Since 1978, the FPDS has collected information on what agencies have bought,

ranging from IT products and services to paper and pencils. The FPDS handles

more than 490,000 transactions a year, including procurement data submitted

by agencies and requests from the government and the public for reports

from the database.

But in the past several years, the types of information that agencies

need and the systems they use to collect that information have changed and

multiplied, leaving agencies, the private sector and Congress with an out-of-date

system to track federal purchasing.

"We either needed data to do our jobs or data to perform our missions that

we couldn't get out of the system," said David Litman, vice chairman of

the Procurement Executive Council. The FPDS does not collect information

on certain procurement actions that involve, for example, interagency memorandums

of understanding — agreements between agencies to use an existing contract

without creating a formal task order — and awards to small and minority-owned

businesses. The system also does not collect information on government purchase

card transactions, missing billions of dollars' worth of purchases every

year.

Without this data, agencies and Congress cannot determine if procurement

reforms enacted in the 1990s have improved the way government buys IT or

whether IT better supports agencies' missions.

To create the new FAMIS, the council, GSA and OFPP have formed a steering

committee to develop goals for the system and are collecting information

from vendors about how the system could work. The committee hopes to issue

a request for proposals by fall and have a new system operational by the

end of 2001, said Bill Mounts, director of international and commercial

systems acquisition at the Defense Department and the DOD representative

on the steering committee.

FAMIS should save agencies time, money and personnel that they now devote

to maintaining so-called feeder systems, which agencies have developed to

cull information from their procurement data before sending it on to the

FPDS. Agencies often use the feeder systems to collect information on particular

procurement requirements or goals, such as what percentage of an agency's

contracts are awarded to small and minority- owned businesses and whether

the agency is figuring vendor performance into its future contract awards.

Some agencies have dozens of systems and subsystems, which delays the

transfer of information to the FPDS by as much as six months and makes FPDS

reports unreliable, said Litman, who is senior procurement executive for

the Transportation Department's Office of the Secretary.

The older FPDS also slows down the collection of data whenever changes

are made to procurement laws and rules.

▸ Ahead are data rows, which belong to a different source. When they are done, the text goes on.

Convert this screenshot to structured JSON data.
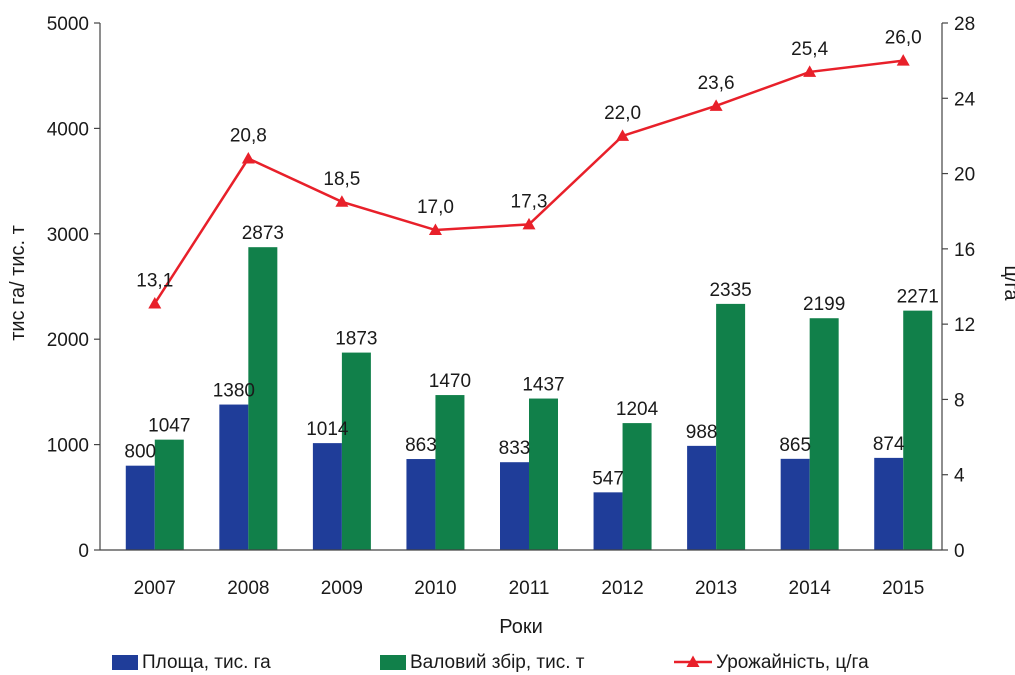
{
  "chart_data": {
    "type": "bar",
    "categories": [
      "2007",
      "2008",
      "2009",
      "2010",
      "2011",
      "2012",
      "2013",
      "2014",
      "2015"
    ],
    "series": [
      {
        "name": "Площа, тис. га",
        "type": "bar",
        "axis": "left",
        "color": "#1f3d99",
        "values": [
          800,
          1380,
          1014,
          863,
          833,
          547,
          988,
          865,
          874
        ],
        "labels": [
          "800",
          "1380",
          "1014",
          "863",
          "833",
          "547",
          "988",
          "865",
          "874"
        ]
      },
      {
        "name": "Валовий збір, тис. т",
        "type": "bar",
        "axis": "left",
        "color": "#11804a",
        "values": [
          1047,
          2873,
          1873,
          1470,
          1437,
          1204,
          2335,
          2199,
          2271
        ],
        "labels": [
          "1047",
          "2873",
          "1873",
          "1470",
          "1437",
          "1204",
          "2335",
          "2199",
          "2271"
        ]
      },
      {
        "name": "Урожайність, ц/га",
        "type": "line",
        "axis": "right",
        "color": "#e8202a",
        "values": [
          13.1,
          20.8,
          18.5,
          17.0,
          17.3,
          22.0,
          23.6,
          25.4,
          26.0
        ],
        "labels": [
          "13,1",
          "20,8",
          "18,5",
          "17,0",
          "17,3",
          "22,0",
          "23,6",
          "25,4",
          "26,0"
        ]
      }
    ],
    "xlabel": "Роки",
    "ylabel": "тис га/ тис. т",
    "ylabel_right": "ц/га",
    "ylim": [
      0,
      5000
    ],
    "ylim_right": [
      0,
      28
    ],
    "yticks": [
      "0",
      "1000",
      "2000",
      "3000",
      "4000",
      "5000"
    ],
    "yticks_right": [
      "0",
      "4",
      "8",
      "12",
      "16",
      "20",
      "24",
      "28"
    ],
    "grid": false,
    "legend_position": "bottom"
  }
}
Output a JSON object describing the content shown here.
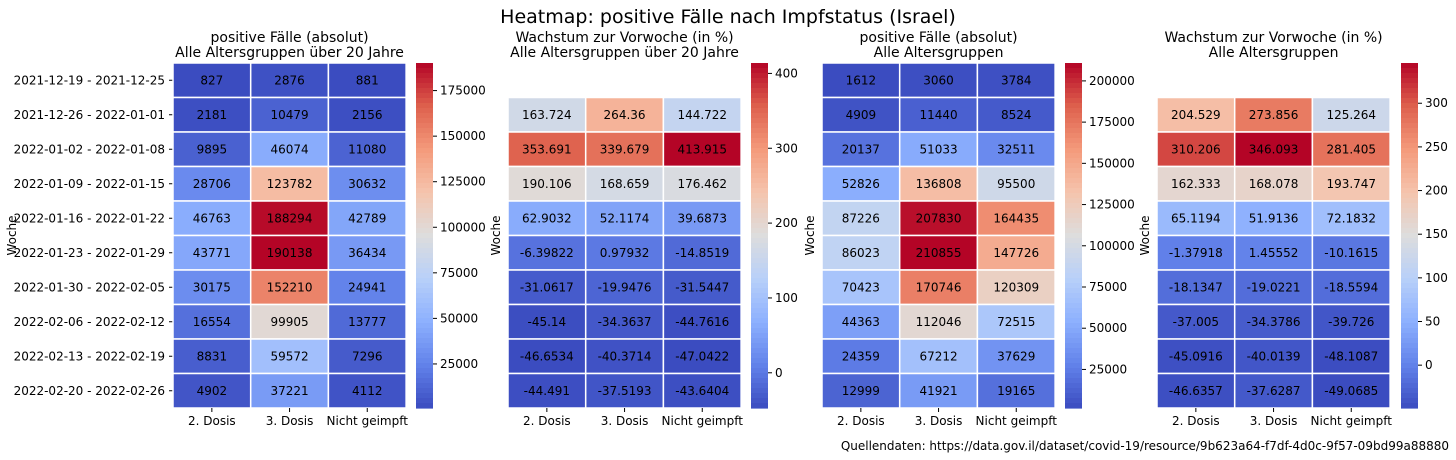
{
  "title": "Heatmap: positive Fälle nach Impfstatus (Israel)",
  "source": "Quellendaten: https://data.gov.il/dataset/covid-19/resource/9b623a64-f7df-4d0c-9f57-09bd99a88880",
  "weeks": [
    "2021-12-19 - 2021-12-25",
    "2021-12-26 - 2022-01-01",
    "2022-01-02 - 2022-01-08",
    "2022-01-09 - 2022-01-15",
    "2022-01-16 - 2022-01-22",
    "2022-01-23 - 2022-01-29",
    "2022-01-30 - 2022-02-05",
    "2022-02-06 - 2022-02-12",
    "2022-02-13 - 2022-02-19",
    "2022-02-20 - 2022-02-26"
  ],
  "chart_data": [
    {
      "type": "heatmap",
      "title": "positive Fälle (absolut)",
      "subtitle": "Alle Altersgruppen über 20 Jahre",
      "ylabel": "Woche",
      "show_ytick_labels": true,
      "colormap": "coolwarm",
      "categories": [
        "2. Dosis",
        "3. Dosis",
        "Nicht geimpft"
      ],
      "range": [
        827,
        190138
      ],
      "colorbar_ticks": [
        25000,
        50000,
        75000,
        100000,
        125000,
        150000,
        175000
      ],
      "values": [
        [
          "827",
          "2876",
          "881"
        ],
        [
          "2181",
          "10479",
          "2156"
        ],
        [
          "9895",
          "46074",
          "11080"
        ],
        [
          "28706",
          "123782",
          "30632"
        ],
        [
          "46763",
          "188294",
          "42789"
        ],
        [
          "43771",
          "190138",
          "36434"
        ],
        [
          "30175",
          "152210",
          "24941"
        ],
        [
          "16554",
          "99905",
          "13777"
        ],
        [
          "8831",
          "59572",
          "7296"
        ],
        [
          "4902",
          "37221",
          "4112"
        ]
      ]
    },
    {
      "type": "heatmap",
      "title": "Wachstum zur Vorwoche (in %)",
      "subtitle": "Alle Altersgruppen über 20 Jahre",
      "ylabel": "Woche",
      "show_ytick_labels": false,
      "colormap": "coolwarm",
      "categories": [
        "2. Dosis",
        "3. Dosis",
        "Nicht geimpft"
      ],
      "range": [
        -47.0422,
        413.915
      ],
      "colorbar_ticks": [
        0,
        100,
        200,
        300,
        400
      ],
      "values": [
        [
          null,
          null,
          null
        ],
        [
          "163.724",
          "264.36",
          "144.722"
        ],
        [
          "353.691",
          "339.679",
          "413.915"
        ],
        [
          "190.106",
          "168.659",
          "176.462"
        ],
        [
          "62.9032",
          "52.1174",
          "39.6873"
        ],
        [
          "-6.39822",
          "0.97932",
          "-14.8519"
        ],
        [
          "-31.0617",
          "-19.9476",
          "-31.5447"
        ],
        [
          "-45.14",
          "-34.3637",
          "-44.7616"
        ],
        [
          "-46.6534",
          "-40.3714",
          "-47.0422"
        ],
        [
          "-44.491",
          "-37.5193",
          "-43.6404"
        ]
      ]
    },
    {
      "type": "heatmap",
      "title": "positive Fälle (absolut)",
      "subtitle": "Alle Altersgruppen",
      "ylabel": "Woche",
      "show_ytick_labels": false,
      "colormap": "coolwarm",
      "categories": [
        "2. Dosis",
        "3. Dosis",
        "Nicht geimpft"
      ],
      "range": [
        1612,
        210855
      ],
      "colorbar_ticks": [
        25000,
        50000,
        75000,
        100000,
        125000,
        150000,
        175000,
        200000
      ],
      "values": [
        [
          "1612",
          "3060",
          "3784"
        ],
        [
          "4909",
          "11440",
          "8524"
        ],
        [
          "20137",
          "51033",
          "32511"
        ],
        [
          "52826",
          "136808",
          "95500"
        ],
        [
          "87226",
          "207830",
          "164435"
        ],
        [
          "86023",
          "210855",
          "147726"
        ],
        [
          "70423",
          "170746",
          "120309"
        ],
        [
          "44363",
          "112046",
          "72515"
        ],
        [
          "24359",
          "67212",
          "37629"
        ],
        [
          "12999",
          "41921",
          "19165"
        ]
      ]
    },
    {
      "type": "heatmap",
      "title": "Wachstum zur Vorwoche (in %)",
      "subtitle": "Alle Altersgruppen",
      "ylabel": "Woche",
      "show_ytick_labels": false,
      "colormap": "coolwarm",
      "categories": [
        "2. Dosis",
        "3. Dosis",
        "Nicht geimpft"
      ],
      "range": [
        -49.0685,
        346.093
      ],
      "colorbar_ticks": [
        0,
        50,
        100,
        150,
        200,
        250,
        300
      ],
      "values": [
        [
          null,
          null,
          null
        ],
        [
          "204.529",
          "273.856",
          "125.264"
        ],
        [
          "310.206",
          "346.093",
          "281.405"
        ],
        [
          "162.333",
          "168.078",
          "193.747"
        ],
        [
          "65.1194",
          "51.9136",
          "72.1832"
        ],
        [
          "-1.37918",
          "1.45552",
          "-10.1615"
        ],
        [
          "-18.1347",
          "-19.0221",
          "-18.5594"
        ],
        [
          "-37.005",
          "-34.3786",
          "-39.726"
        ],
        [
          "-45.0916",
          "-40.0139",
          "-48.1087"
        ],
        [
          "-46.6357",
          "-37.6287",
          "-49.0685"
        ]
      ]
    }
  ]
}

When Congress enacts a new procurement

law or when OFPP or some other management agency changes a rule or the type

of information the FPDS should collect, agencies must reprogram every feeder

system, said Jack Finley, deputy director of governmentwide information

systems at GSA.

In addition to streamlining the back end, FAMIS also will have a more user-friendly

interface for agencies to input contract information into the system and

for users to download information about those contracts at any point in

the contracting process. This will make it easier for agencies to have a

single departmentwide system and will free up needed IT funds. "The opportunity

to put those funds to better use is going to be the central point of our

business case," Mounts said.

In the long run, by collecting procurement data that is more reflective

of the types of contracting practices agencies are using, and relaying that

information while a procurement is ongoing instead of after an award, FAMIS

should help agencies better link procurements to business needs. By doing

so, agencies can better determine if buying practices comply with the Government

Performance and Results Act — a 1993 law requiring agencies to tie purchases

to missions — and whether they are meeting guidelines for awarding a certain

percentage of work to small and minority-owned businesses.

"If [procurement executives are] going to be business leaders, we're

going to need the data to perform that leadership," Litman said.

FAMIS should also encourage agencies to try novel procurement practices

such as award-term contracting, which extends contracts when vendors provide

good performance, and share-in-savings contracting, in which vendors provide

part of the initial cost of a system in return for a share of the savings

that the system provides the agency. "It's difficult to use innovative business

practices if you don't know their impact," Litman said. "We've got to be

able to start capturing these changes in less than a two-year period."